Seventy-seven years ago today the Eighteenth Amendment banning the manufacture, transportation and sale of alcohol was repealed. Thirteen years of prohibition came to a close and Americans could drink and be merry without fear. The experiment was an utter failure. Bootlegging fueled organized crime and America’s thirst for alcohol actually increased. One positive outcome, homebrewing became a popular hobby.
It’s hard to imagine store shelves being cleared of my favorite drink let alone how people managed to cope. The postcard below offers a sad poetic insight.
I’ll decode a bit of the slang and musical allusions:
- When “schooners” played “tag” and you had a jag not eighteen miles from shore. This refers to bootlegging runs made to islands formed by boats that were strung together outside of US territorial waters. The boundary was extended during prohibition to combat smuggling.
- The term White Mule is a reference to various alcoholic drinks during the period. Similar fun terms include: coffin varnish, horse liniment, monkey rum, panther sweat, rot gut, or tarantula juice.
- If your gin is “Jake” that means its okay.
- “Hail, Hail, the Gang’s All Here” is the refrain from a 1916 Dixie ragtime song called Alabama Jubilee, written by Jack Yellen with music by George L. Cobb. The song’s been covered numerous times over the years. You can listen to the original instrumental and a country version by Jerry Reed below.
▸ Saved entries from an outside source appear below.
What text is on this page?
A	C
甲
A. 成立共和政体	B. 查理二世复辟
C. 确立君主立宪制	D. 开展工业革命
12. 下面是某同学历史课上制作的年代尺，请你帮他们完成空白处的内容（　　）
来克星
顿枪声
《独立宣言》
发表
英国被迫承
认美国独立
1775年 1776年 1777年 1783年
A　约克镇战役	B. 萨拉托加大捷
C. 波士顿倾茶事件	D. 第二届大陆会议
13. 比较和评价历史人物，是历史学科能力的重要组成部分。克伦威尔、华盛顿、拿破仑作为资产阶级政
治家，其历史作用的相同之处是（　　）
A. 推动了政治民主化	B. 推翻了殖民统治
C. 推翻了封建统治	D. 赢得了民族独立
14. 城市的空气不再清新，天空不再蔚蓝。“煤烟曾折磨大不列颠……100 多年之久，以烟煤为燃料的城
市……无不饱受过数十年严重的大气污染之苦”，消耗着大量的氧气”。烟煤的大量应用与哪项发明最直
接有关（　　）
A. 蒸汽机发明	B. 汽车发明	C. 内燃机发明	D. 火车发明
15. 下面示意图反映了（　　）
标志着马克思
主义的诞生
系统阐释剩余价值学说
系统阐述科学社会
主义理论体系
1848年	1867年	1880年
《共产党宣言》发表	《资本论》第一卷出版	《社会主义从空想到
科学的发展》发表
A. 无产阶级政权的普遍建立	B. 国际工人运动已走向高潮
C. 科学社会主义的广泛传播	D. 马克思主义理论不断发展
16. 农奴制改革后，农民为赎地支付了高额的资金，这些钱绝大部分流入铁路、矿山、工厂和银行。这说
Don’t think prohibition can’t happen in various forms again. Although blue laws are slowly fading around the country, neo-prohibitionists are still at work, evident by the recent debacle surrounding Four Loko.
If you want to learn more about the history of prohibition check out Daniel Okrent’s book Last Call: The Rise & Fall of Prohibition. It’s a very detailed assessment of the period that includes all sorts of interesting facts and stories. I’m about half way through my copy.
Pour yourself a drink tonight in celebration.